13.000 militari. Circa 60 unità navali. Sottomarini, aerei, elicotteri e droni.
E Vladimir Putin sull’incrociatore Varyag, ammiraglia della Flotta del Pacifico, a osservare la fase finale.
Curiosa maniera di essere isolati.
Mosca ha appena concluso una grande esercitazione tra Mar del Giappone, Mare di Okhotsk e Pacifico nord-occidentale.
Ma i numeri, da soli, raccontano soltanto metà della storia.
L’altra metà è sulla carta geografica.
Perché quelle navi non stanno facendo evoluzioni davanti a Vladivostok per intrattenere i turisti.
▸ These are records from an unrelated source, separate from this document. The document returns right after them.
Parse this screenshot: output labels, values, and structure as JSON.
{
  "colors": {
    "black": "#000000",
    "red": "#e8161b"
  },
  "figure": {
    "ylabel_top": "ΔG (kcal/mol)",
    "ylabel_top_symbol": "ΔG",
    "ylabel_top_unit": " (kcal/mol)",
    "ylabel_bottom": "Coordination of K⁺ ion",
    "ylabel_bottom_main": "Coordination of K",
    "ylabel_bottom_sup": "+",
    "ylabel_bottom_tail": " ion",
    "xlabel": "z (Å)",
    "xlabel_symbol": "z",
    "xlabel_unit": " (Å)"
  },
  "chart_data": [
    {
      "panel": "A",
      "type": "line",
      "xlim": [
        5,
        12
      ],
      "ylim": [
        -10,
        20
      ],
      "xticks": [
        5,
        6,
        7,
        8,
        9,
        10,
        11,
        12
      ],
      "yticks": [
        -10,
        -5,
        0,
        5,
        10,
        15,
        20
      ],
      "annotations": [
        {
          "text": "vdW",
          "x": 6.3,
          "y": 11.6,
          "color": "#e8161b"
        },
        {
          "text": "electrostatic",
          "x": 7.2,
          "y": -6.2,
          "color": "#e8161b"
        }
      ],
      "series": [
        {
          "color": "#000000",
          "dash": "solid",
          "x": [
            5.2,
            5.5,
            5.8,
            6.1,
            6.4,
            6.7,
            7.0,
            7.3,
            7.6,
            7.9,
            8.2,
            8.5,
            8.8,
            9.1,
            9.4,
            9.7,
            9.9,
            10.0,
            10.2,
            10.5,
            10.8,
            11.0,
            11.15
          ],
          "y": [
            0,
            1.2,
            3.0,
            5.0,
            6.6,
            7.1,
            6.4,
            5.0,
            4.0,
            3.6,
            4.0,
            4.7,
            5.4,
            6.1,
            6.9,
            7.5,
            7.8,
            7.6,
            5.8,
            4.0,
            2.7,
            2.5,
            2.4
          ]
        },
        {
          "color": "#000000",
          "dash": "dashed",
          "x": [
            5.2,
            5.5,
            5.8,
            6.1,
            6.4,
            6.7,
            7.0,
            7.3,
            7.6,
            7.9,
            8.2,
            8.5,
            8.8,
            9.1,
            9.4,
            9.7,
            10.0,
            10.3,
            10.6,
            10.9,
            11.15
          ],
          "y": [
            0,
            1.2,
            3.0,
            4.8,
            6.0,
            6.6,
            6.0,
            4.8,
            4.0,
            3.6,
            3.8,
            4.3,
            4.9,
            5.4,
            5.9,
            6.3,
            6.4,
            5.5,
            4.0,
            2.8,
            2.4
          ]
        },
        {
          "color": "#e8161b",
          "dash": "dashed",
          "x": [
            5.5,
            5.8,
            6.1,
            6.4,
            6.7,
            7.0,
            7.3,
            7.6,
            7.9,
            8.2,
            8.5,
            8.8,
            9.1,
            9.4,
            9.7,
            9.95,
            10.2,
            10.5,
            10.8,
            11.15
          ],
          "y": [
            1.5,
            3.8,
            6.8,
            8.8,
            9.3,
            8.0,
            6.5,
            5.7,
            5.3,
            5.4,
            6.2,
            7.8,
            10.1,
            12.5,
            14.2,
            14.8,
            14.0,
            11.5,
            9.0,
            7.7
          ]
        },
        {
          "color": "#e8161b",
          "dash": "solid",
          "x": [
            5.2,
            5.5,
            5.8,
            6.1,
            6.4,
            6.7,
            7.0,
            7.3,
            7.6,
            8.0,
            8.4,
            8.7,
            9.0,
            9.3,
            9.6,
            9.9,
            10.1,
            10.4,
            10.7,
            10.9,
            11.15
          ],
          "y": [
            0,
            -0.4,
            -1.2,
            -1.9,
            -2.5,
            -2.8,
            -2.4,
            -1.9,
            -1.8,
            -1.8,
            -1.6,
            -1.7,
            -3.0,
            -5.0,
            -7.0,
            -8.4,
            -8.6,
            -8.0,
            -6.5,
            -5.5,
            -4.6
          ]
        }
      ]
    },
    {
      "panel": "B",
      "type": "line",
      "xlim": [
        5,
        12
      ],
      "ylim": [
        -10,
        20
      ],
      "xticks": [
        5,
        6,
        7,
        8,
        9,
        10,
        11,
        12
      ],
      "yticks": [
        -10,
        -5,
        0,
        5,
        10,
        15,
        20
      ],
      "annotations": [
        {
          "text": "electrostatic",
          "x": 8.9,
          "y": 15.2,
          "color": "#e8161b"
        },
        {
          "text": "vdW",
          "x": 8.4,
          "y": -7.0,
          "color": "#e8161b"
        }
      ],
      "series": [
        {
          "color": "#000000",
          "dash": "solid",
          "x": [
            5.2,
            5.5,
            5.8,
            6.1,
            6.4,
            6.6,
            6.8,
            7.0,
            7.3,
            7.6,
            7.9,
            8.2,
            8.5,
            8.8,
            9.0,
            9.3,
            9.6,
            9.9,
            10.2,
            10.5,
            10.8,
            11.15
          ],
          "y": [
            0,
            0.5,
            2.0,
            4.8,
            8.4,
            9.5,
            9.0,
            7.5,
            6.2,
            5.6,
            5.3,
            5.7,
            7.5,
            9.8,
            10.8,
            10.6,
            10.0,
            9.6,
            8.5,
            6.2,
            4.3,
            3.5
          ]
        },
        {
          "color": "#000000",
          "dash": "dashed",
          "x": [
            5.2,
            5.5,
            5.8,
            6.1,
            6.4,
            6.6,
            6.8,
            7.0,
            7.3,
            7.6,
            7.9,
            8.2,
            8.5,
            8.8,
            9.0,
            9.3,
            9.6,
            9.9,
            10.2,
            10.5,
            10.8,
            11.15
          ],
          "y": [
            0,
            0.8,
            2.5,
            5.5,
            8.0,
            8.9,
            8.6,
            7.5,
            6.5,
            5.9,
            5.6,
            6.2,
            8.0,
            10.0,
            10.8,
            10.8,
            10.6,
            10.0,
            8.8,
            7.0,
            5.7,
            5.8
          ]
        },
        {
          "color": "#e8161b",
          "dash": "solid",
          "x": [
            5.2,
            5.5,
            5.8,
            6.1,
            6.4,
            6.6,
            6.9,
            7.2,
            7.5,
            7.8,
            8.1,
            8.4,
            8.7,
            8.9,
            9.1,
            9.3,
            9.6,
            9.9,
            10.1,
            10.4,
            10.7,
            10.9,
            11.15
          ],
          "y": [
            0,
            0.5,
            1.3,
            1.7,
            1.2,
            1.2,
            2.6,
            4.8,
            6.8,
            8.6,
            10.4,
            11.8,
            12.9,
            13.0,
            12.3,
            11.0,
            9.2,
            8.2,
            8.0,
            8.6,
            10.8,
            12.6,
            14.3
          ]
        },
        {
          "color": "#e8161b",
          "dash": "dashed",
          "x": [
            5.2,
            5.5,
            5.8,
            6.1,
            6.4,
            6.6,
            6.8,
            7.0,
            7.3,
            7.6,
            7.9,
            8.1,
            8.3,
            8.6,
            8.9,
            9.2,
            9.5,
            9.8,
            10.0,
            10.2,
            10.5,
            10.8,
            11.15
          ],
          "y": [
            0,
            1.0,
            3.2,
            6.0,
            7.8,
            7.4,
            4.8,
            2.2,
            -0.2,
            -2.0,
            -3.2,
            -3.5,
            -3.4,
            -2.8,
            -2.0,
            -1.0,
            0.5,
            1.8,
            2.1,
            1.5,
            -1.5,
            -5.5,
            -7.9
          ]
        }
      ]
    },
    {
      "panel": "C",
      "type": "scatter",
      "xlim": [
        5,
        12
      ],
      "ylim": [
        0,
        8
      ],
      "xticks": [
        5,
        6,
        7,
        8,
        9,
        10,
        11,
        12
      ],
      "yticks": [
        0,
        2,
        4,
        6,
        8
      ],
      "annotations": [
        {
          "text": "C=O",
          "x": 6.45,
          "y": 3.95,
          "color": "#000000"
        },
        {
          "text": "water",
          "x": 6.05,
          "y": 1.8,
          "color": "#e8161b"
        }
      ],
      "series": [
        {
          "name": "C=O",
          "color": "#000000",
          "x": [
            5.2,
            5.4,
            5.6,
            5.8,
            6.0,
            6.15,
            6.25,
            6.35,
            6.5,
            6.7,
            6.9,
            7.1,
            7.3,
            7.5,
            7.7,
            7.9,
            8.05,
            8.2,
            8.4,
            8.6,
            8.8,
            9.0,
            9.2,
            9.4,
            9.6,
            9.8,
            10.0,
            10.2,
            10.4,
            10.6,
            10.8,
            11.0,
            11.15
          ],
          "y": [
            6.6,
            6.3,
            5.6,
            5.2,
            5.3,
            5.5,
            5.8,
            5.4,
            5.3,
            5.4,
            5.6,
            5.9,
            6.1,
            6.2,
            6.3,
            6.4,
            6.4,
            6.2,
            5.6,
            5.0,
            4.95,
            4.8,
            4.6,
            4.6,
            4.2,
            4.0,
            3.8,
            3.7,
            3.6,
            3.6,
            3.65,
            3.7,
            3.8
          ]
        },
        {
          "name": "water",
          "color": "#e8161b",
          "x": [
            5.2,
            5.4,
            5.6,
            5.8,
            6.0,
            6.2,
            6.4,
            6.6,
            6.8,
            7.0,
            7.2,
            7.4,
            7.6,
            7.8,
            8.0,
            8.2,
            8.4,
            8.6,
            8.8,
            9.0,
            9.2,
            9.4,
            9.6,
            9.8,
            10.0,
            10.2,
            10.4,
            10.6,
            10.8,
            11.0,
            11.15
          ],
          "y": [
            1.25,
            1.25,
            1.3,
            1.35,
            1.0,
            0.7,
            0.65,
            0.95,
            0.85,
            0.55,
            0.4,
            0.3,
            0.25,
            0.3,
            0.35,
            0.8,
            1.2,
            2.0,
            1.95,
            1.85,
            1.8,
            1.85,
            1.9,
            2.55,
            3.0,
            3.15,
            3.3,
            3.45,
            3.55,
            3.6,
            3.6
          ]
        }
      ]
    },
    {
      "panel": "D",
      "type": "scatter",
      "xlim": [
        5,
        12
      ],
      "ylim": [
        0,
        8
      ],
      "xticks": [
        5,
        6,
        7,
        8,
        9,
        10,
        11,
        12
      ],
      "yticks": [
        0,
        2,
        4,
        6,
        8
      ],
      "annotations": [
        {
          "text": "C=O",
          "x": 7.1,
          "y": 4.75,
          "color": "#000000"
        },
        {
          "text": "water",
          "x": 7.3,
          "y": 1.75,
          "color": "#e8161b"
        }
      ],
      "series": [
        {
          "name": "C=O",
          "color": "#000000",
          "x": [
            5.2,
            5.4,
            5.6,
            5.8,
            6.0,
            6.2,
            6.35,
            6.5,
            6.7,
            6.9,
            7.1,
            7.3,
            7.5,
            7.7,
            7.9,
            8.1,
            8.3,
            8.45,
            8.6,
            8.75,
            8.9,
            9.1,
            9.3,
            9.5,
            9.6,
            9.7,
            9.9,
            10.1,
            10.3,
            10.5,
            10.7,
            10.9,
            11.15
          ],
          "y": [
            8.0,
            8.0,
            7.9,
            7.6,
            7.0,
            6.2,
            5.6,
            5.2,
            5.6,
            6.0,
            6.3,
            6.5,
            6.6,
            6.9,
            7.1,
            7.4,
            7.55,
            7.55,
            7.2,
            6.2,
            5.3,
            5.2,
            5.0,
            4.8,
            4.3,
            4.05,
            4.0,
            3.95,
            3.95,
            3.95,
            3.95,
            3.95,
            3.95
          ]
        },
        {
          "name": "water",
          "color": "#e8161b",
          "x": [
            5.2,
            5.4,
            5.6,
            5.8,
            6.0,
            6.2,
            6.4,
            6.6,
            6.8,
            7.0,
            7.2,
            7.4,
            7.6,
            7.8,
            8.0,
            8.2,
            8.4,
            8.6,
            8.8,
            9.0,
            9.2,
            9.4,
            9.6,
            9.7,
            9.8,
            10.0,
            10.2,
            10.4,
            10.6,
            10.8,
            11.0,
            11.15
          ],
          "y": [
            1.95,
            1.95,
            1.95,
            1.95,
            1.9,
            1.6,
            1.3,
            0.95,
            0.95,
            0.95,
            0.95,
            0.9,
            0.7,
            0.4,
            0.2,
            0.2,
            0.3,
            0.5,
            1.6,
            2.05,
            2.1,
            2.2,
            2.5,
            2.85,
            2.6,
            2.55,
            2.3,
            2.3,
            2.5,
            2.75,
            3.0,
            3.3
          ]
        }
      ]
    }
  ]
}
Si muovono in uno dei quadranti dove si decide buona parte degli equilibri del prossimo futuro: Cina, Giappone, Corea, Russia e Stati Uniti si guardano da distanze sempre più ravvicinate.
E appena un mese fa Russia e Cina avevano già svolto le esercitazioni navali congiunte Maritime Interaction 2026.
A Tokyo la cosa non suscita esattamente l’entusiasmo di una sagra del sakè.
Il Giappone osserva con crescente attenzione il coordinamento militare tra Mosca e Pechino, mentre Washington rafforza da anni la propria architettura di alleanze nell’Indo-Pacifico.
Tutti parlano di stabilità.
Stranamente, per ottenerla ordinano sempre più missili.
C’è poi un particolare interessante.
Nelle attività rese pubbliche non risultano lanci del Bulava, il missile balistico intercontinentale russo lanciato da sottomarino.
Sono stati mostrati altri sistemi d’arma, ma il livello della deterrenza nucleare strategica è rimasto fuori dalla vetrina di queste manovre.
Mosca, insomma, ha voluto mostrare capacità militare senza dover agitare anche il cartello dell’Apocalisse.
Che è già una notizia, considerando il periodo.
Il quadro che emerge è piuttosto semplice: mentre una parte dell’Europa continua a leggere la Russia quasi esclusivamente attraverso il fronte ucraino, Mosca ragiona anche da potenza asiatica.
Ha migliaia di chilometri di costa sul Pacifico, una flotta dedicata, rapporti militari sempre più stretti con la Cina e interessi diretti in un’area dove gli Stati Uniti non hanno alcuna intenzione di arretrare.
Questo non rende la Russia invincibile.
Non rende la Cina padrona del Pacifico.
E non significa che domani cominci una guerra.
Significa una cosa assai meno consolatoria:
il mondo unipolare è finito e nessuno ha ancora scritto il regolamento di quello che viene dopo.
Così le grandi potenze stanno facendo ciò che fanno sempre quando il regolamento manca.
Mettono le navi in mare.
Poi convocano una conferenza sulla pace.